Elementary Complex Differential Forms I learned that an elementary differential form was one like $dx^{i_1}\wedge\cdots\wedge dx^{i_n}$ where $1\leq i_1<\cdots < i_n\leq n$ if we are on an real $n$-dimensional manifold. I'm trying to learn about complex differential forms, but I am getting confused about the introduction of $d\overline{z}$. The crux of my question is if I want to take a complex contour integral on a complex analytic $n$-dimensional (with respect to $\mathbb{C}$ basis) manifold what does it look like? I had imagined that if I had a complex function, $f$, defined on my complex analytic $n$-dimensional manifold, then the integral would look like $\int_C fdz^1\wedge\cdots\wedge dz^n$. But I keep seeing use of $d\overline{z}$, and I don't know how this fits in. 
I've also seen a few complexification arguments in my reading, but if this can be done without considering the real space, I would prefer to do it that way. Any advice is much appreciated!
 A: First, in your first line, you needn't have an $n$-form on an $n$-dimensional manifold.
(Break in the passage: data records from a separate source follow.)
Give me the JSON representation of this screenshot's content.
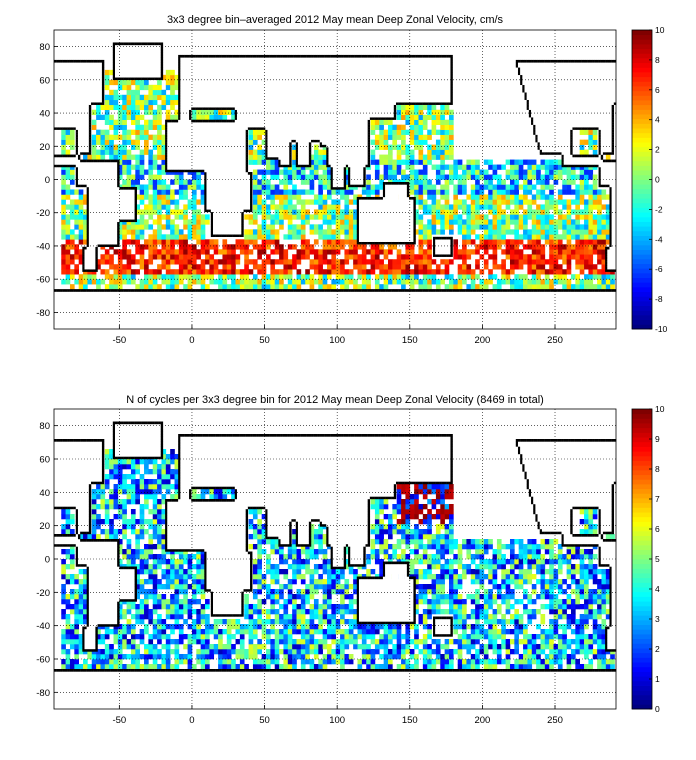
{
  "chart_data": [
    {
      "type": "heatmap",
      "title": "3x3 degree bin–averaged 2012 May mean Deep Zonal Velocity, cm/s",
      "xlabel": "",
      "ylabel": "",
      "xlim": [
        -95,
        292
      ],
      "ylim": [
        -90,
        90
      ],
      "x_ticks": [
        -50,
        0,
        50,
        100,
        150,
        200,
        250
      ],
      "y_ticks": [
        -80,
        -60,
        -40,
        -20,
        0,
        20,
        40,
        60,
        80
      ],
      "grid": true,
      "colorbar": {
        "min": -10,
        "max": 10,
        "ticks": [
          -10,
          -8,
          -6,
          -4,
          -2,
          0,
          2,
          4,
          6,
          8,
          10
        ],
        "colormap": "jet",
        "placement": "right"
      },
      "bin_size_deg": 3,
      "values_note": "bin values shown as colored cells over ocean areas"
    },
    {
      "type": "heatmap",
      "title": "N of cycles per 3x3 degree bin for 2012 May mean Deep Zonal Velocity (8469 in total)",
      "xlabel": "",
      "ylabel": "",
      "xlim": [
        -95,
        292
      ],
      "ylim": [
        -90,
        90
      ],
      "x_ticks": [
        -50,
        0,
        50,
        100,
        150,
        200,
        250
      ],
      "y_ticks": [
        -80,
        -60,
        -40,
        -20,
        0,
        20,
        40,
        60,
        80
      ],
      "grid": true,
      "colorbar": {
        "min": 0,
        "max": 10,
        "ticks": [
          0,
          1,
          2,
          3,
          4,
          5,
          6,
          7,
          8,
          9,
          10
        ],
        "colormap": "jet",
        "placement": "right"
      },
      "bin_size_deg": 3,
      "total": 8469
    }
  ]
}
I would write a general $k$-form as a linear combination of $dx^{i_1}\wedge\dots\wedge dx^{i_k}$ with $1\le i_1<\dots<i_k\le n$.
Next, if you want to think about integrating a top-degree form over an $n$-dimensional complex manifold, you will want 
$$f(z)dz^1\wedge d\bar z^1\wedge\dots\wedge dz^n\wedge d\bar z^n,$$
often referred to as a form of type $(n,n)$. In general, a form of type $(p,q)$ will be a linear combination of forms of the type
$$f(z)dz^{j_1}\wedge\dots\wedge dz^{j_p}\wedge d\bar z^{k_1}\wedge\dots\wedge d\bar z^{k_q}.$$
If you're thinking about the analog of residue computations in one complex variable, what you'll actually want to do is integrate a meromorphic $n$-form
$$\omega = h(z)dz^1\wedge\dots\wedge dz^n$$
(where $h(z)$ is a meromorphic function, typically with poles along a divisor with normal crossings) over an $n$-cycle $\Gamma$. For example, if
$h(z) = \dfrac{f(z)}{g_1(z)\dots g_n(z)}$, with $f$ and all $g_j$ holomorphic, then the immediate generalization of the classical residue computation will be $\displaystyle\int_\Gamma \omega$ for $\Gamma = \{|g_j|=\varepsilon, j=1,\dots,n\}$. You can see more about such things in, e.g., Griffiths and Harris, Chapter 5.